In order to identify the ROS and RNS produced during APPJ operation, OES was used. This instrumental technique allowed us to characterize the gaseous phase of APPJ. For OES measurements, a high-resolution Shamrock SR500 spectrograph (ANDOR, Abingdon, UK) was implemented. The OES spectrograph was equipped with a CCD camera (Newton DU-920P-OE, Andor, UK) cooled to −65 °C, and two gratings: 1800 and 1200 grooves per mm, for the spectral regions of 200–400 nm and 400–900 nm, respectively. The CCD detector operated in FVB (full vertical binning) mode with an integration time of 0.1 s. For processing and acquisition of the APPJ spectra, the Solis S software v 4.32(ANDOR, UK) was used. The emission from the APPJ tip was imaged onto the spectrograph’s entrance slit (10 µm) using a UV achromatic lens (f = 60).
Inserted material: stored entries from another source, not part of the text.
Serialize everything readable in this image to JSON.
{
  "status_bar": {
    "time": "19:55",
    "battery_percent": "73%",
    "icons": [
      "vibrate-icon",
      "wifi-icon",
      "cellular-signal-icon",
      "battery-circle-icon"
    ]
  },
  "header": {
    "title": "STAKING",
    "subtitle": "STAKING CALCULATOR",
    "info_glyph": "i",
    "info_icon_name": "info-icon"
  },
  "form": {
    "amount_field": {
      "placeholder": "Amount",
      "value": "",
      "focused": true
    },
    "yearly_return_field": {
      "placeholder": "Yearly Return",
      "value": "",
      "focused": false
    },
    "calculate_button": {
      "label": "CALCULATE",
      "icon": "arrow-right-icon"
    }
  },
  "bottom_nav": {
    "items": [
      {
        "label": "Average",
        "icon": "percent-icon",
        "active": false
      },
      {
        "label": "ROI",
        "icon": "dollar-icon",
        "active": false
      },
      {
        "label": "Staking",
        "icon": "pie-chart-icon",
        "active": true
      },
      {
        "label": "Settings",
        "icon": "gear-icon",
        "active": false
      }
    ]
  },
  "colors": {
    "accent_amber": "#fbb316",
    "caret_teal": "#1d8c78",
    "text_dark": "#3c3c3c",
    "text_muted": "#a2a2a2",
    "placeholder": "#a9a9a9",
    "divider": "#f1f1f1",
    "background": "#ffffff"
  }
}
The APPJ spectra in the 400–900 nm range were measured with an additional cut-off (<380 nm) WG5 filter (Zeiss, Jena, Germany).
To determine which specific ROS and RNS are mainly generated for the studied APPJ system, experiments involving the degradation of MB and 4-NP were performed. In terms of the first assay, 0.01 g L−1 MB solution (Avantor Performance Materials, Gliwice, Poland) was prepared according to good laboratory practice. Then, the resultant solution was transferred to the 24-well test microplate. The degradation experiments were performed in three repetitions under optimal APPJ conditions, maintaining a distance of 2 cm from the liquid surface, while the treatment time was 2 min. After APPJ treatment, the MB solution was transferred into quartz cuvette and the absorbance value was measured at 664 nm using a Specord 210 Plus UV/Vis spectrophotometer (Analytik, Jena, Germany). The effectiveness of APPJ application was presented as the degradation percentage referring to the absorbance values of the not-treated MB solution. The experiment was conducted with three technical replicates.
In the second experiment, a 1 mM solution of 4-NP (Avantor Performance Materials, Poland) was prepared. A total of 2.00 mL of the obtained solution was transferred to the 24-well test microplate. The degradation process involving the APPJ source was evaluated in the same manner as for the MB degradation. The post-treatment 4-NP solution was transferred into a quartz cuvette, and a spectral scan from 200 to 600 nm with a scan speed of 50 nm/s and step 0.5 nm was acquired using a Specord 210 Plus UV/Vis spectrophotometer. The maximum absorbance determined from the spectral scan at 318 nm was used to determine the degradation efficiency of 4-NP, and the results were presented as degradation percentage referenced to the absorbance values for the not-treated 4-NP solution. In all experiments, deionized water was used throughout. The experiment was conducted with three technical replicates.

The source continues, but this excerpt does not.